TWO identical medals awarded to two Bolton-born soldiers named Greenhalgh who fought in the same war 200 years ago — but who may never have met —are now set to fetch about £2,000 each within minutes of each other at the same auction.

The silver Waterloo 1815 medals were awarded to Private Richard Greenhalgh, born in Bolton in 1791 and to Private William Greenhalgh, born in Bolton in 1792.

Richard Greenhalgh, who served with the 1st Regiment Dragoon Guards, was severely wounded in several parts of the body, with a sword, during the Battle of Waterloo,one of the most famous battles in British history, in what is now Belgium on June 18,1815.

William Greenhalgh, who served with the Coldstream Guards, was present at eight battles and was in Lieutenant Henry Dawkins’s Company during the Waterloo campaign in 1815.

Now, nearly 200 years later the Waterloo 1815 medals awarded to these Bolton heroes will be auctioned at Spink (correct) in Bloomsbury, London, on Thursday.

Richard Greenhalgh’s medal is expected to sell for between £1,400 and £1,800,while William Greenhalgh’s medal is set to fetch between £1,600 and £2,000.

Richard Greenhalgh was lucky to have survived the Battle of Waterloo as 3,500 British and Allied troops, led by the Duke of Wellington, were killed in the battle and a further 10,200 were wounded.

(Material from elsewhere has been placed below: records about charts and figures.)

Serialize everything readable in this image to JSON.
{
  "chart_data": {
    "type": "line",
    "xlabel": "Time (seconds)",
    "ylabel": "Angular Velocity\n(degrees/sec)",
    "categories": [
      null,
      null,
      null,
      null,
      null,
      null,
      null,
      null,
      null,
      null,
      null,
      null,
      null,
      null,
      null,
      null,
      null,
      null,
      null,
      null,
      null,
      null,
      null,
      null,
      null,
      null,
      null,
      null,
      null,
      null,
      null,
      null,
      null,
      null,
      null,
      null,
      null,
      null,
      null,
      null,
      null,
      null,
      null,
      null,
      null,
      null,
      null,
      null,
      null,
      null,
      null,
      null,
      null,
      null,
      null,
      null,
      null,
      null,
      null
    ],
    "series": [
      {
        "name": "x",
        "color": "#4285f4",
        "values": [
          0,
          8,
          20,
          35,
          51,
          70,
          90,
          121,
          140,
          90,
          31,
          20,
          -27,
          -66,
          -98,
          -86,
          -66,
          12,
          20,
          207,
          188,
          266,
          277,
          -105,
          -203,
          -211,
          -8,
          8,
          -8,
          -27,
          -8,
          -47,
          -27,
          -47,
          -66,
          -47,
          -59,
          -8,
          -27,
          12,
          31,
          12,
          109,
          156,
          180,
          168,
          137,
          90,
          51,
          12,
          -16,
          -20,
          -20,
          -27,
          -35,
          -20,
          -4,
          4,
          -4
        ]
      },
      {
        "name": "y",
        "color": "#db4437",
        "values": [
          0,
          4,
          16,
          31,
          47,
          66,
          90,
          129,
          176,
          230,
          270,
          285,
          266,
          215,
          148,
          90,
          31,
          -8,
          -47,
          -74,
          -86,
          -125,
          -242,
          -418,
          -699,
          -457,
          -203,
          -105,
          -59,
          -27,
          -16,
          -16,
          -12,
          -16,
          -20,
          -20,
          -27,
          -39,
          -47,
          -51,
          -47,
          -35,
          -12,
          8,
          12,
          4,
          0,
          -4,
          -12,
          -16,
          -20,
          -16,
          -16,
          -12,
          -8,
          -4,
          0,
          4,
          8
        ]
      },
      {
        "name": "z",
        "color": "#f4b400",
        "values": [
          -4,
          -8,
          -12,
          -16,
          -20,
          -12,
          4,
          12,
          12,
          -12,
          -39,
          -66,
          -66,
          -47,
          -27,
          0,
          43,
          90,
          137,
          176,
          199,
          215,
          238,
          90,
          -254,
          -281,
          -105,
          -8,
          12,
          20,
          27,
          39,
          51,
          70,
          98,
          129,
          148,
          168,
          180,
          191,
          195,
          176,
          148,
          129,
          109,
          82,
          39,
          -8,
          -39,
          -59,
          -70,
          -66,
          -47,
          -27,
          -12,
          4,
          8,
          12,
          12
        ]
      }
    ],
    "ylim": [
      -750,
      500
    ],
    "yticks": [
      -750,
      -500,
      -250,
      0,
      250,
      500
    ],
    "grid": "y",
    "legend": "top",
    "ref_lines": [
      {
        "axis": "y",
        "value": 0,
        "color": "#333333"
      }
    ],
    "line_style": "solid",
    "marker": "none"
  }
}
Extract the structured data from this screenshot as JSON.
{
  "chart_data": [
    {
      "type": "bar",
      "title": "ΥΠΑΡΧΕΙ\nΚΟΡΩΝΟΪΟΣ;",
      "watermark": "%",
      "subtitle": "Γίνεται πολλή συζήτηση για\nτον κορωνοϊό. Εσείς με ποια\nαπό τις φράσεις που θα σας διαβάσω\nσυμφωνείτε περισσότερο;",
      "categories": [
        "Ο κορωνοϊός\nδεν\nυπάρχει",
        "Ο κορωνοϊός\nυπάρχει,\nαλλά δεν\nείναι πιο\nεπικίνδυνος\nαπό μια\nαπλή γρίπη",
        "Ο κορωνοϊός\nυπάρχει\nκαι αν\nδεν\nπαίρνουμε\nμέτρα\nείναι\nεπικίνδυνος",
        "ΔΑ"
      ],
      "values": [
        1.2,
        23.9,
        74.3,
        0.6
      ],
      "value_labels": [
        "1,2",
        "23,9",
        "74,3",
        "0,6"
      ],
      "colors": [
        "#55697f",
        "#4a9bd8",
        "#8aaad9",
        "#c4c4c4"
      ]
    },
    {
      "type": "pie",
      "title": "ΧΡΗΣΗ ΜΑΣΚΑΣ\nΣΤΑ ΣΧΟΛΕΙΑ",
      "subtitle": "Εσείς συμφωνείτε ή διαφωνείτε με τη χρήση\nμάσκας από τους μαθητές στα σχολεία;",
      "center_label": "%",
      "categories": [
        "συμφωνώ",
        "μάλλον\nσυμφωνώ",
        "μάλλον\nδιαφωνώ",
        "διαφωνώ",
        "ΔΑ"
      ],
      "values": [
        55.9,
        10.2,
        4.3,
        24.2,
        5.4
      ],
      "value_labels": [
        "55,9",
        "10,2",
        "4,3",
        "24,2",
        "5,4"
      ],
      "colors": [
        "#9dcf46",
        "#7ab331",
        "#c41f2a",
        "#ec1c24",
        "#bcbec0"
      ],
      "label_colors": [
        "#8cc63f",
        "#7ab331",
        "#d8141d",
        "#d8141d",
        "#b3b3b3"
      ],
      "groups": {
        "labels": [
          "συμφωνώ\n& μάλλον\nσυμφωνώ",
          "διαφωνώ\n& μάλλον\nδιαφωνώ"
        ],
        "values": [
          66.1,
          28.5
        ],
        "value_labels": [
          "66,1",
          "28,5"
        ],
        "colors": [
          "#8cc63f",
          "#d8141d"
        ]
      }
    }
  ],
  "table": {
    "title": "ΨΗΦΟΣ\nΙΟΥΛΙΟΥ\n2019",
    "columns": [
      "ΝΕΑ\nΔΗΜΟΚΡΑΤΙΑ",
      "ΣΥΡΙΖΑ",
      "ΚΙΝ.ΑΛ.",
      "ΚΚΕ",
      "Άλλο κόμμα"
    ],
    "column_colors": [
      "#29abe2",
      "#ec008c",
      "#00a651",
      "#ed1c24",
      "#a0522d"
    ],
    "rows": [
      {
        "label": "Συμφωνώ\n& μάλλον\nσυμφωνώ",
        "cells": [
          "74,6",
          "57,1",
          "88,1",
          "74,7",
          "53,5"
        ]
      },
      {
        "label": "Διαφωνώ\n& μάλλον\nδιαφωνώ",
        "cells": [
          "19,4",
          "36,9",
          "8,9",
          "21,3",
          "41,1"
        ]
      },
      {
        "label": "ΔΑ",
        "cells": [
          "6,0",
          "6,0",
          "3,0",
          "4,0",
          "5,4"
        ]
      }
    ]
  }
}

And 28,000 French troops, led by Napoleon Bonaparte, were killed or wounded.

Despite the severe wounds he received at Waterloo, Richard Greenhalgh remained in the army for another 17 years and was not discharged until 1832, when he was in his early forties.

William Greenhalgh left the army in 1816, the year after the Battle of Waterloo.

But what happened to Richard and William after their military careers ended — or whether they ever returned to Bolton — is a mystery.

In the 1930s Bolton Wanders had a young Bolton-born full-back named Norman Greenhalgh (1914-1995) on their books.

But whether he was a descendant of Richard or William Greenhalgh is not clear.